Houston Couple Alleges Bair Hugger Led to Infections

A Houston couple alleges that the Bair Hugger surgical warming blanket is to blame for surgical site infections. Both individuals have had hip surgery and both suffered an infection in the aftermath. They have undergone over a dozen additional procedures to address complications from the infection.

“Some of the days, I don’t remember anything,” said the husband to Click2Houston. “Then I would start to be coherent again, and whoops, you got to go to another surgery.” He now walks with a prosthetic joint. His wife says she doesn’t expect to walk again. “I was in bed for six months, you know, and couldn’t get out of bed,” she said. “Then I go from that to a wheelchair, and then you have to maneuver and not be able to use my legs and use my arms.”

The couple blames these infections on the Bair Hugger, a surgical warming blanket that is used to maintain a patient’s body temperature during surgery. Dr. Lisa Mouzi, an anesthesiologist with the American Society of Anesthesiologists and the Harris Health System, says that anesthesia lowers the body temperature which can increase the risk of infection, heart attack and even death.
“Other complications that arise from low body temperature are increased rates of post-operative wound infections (and) delayed wound healing,” said Mouzi, according to Click2Houston. “Patients who have low body temperature tend to bleed more during surgery, which means they are at higher risk for requiring a blood transfusion.”

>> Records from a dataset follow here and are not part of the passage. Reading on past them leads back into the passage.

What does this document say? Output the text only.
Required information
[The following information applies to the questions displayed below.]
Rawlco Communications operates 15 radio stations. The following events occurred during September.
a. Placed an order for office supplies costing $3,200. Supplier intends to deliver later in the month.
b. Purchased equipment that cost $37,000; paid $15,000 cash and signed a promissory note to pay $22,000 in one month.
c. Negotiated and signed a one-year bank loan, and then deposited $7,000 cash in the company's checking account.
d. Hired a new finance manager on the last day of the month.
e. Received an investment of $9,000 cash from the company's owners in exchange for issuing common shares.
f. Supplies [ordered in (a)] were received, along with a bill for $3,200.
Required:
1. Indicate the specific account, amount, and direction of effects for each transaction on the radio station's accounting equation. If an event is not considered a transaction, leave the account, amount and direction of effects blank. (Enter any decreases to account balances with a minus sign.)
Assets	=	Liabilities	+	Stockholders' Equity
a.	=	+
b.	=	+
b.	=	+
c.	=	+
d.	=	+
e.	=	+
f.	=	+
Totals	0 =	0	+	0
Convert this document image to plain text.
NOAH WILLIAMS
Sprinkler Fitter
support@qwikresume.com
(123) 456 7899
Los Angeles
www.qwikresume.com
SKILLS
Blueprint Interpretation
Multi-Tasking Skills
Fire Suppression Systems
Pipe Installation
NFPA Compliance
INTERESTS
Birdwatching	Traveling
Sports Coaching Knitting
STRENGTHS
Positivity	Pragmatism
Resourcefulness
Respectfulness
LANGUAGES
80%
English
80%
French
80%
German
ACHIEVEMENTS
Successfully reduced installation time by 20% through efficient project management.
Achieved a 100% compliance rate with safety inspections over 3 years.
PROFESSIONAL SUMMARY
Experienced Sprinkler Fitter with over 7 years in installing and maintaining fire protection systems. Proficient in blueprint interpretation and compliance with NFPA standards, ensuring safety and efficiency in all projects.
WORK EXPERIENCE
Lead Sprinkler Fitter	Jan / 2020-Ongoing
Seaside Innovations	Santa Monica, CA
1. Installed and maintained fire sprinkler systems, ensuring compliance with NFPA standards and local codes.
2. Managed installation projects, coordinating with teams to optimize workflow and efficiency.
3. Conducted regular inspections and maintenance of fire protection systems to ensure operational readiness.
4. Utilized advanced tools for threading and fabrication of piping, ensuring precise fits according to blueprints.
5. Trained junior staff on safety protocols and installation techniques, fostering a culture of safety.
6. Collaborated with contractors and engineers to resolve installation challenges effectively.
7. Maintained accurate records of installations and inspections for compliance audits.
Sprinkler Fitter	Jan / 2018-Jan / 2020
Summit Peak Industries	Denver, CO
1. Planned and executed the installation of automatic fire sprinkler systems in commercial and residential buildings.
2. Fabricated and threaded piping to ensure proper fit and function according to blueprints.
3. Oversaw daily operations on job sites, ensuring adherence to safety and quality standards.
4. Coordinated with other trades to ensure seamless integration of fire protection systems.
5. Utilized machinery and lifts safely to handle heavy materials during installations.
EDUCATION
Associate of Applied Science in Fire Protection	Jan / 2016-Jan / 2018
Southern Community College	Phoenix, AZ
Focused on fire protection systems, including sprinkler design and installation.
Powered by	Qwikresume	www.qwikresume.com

Bair Hugger pumps warm air into the surgical blanket in order to combat the drop in body temperature that comes with anesthesia. The plaintiffs allege that the design of the blanket picks up contaminants from the OR floor and deposits them into the surgical site, leading to infection.
The American Society of Anesthesiologists say it is necessary to have a warming device during surgery. “Patients lose heat dramatically within the first 30 minutes of anesthesia, so our standard of care is to keep a patient warm,” said Mouzi, who said she would implement a warming device regardless of how long the procedure takes.

Roughly 300 adverse event reports involving the Bair Hugger have been submitted to the FDA in the past 16 years.

The device was previously owned by Arizant and is now owned by 3M, who says the allegations are unfounded. The company states that post-operative infections are common and can be caused by many different factors, citing a CDC study showing that most surgical site infections are caused by bacteria in the patient’s own body.

Mouzi says that the best advice is for patients to have a discussion with their anesthesiologist before surgery.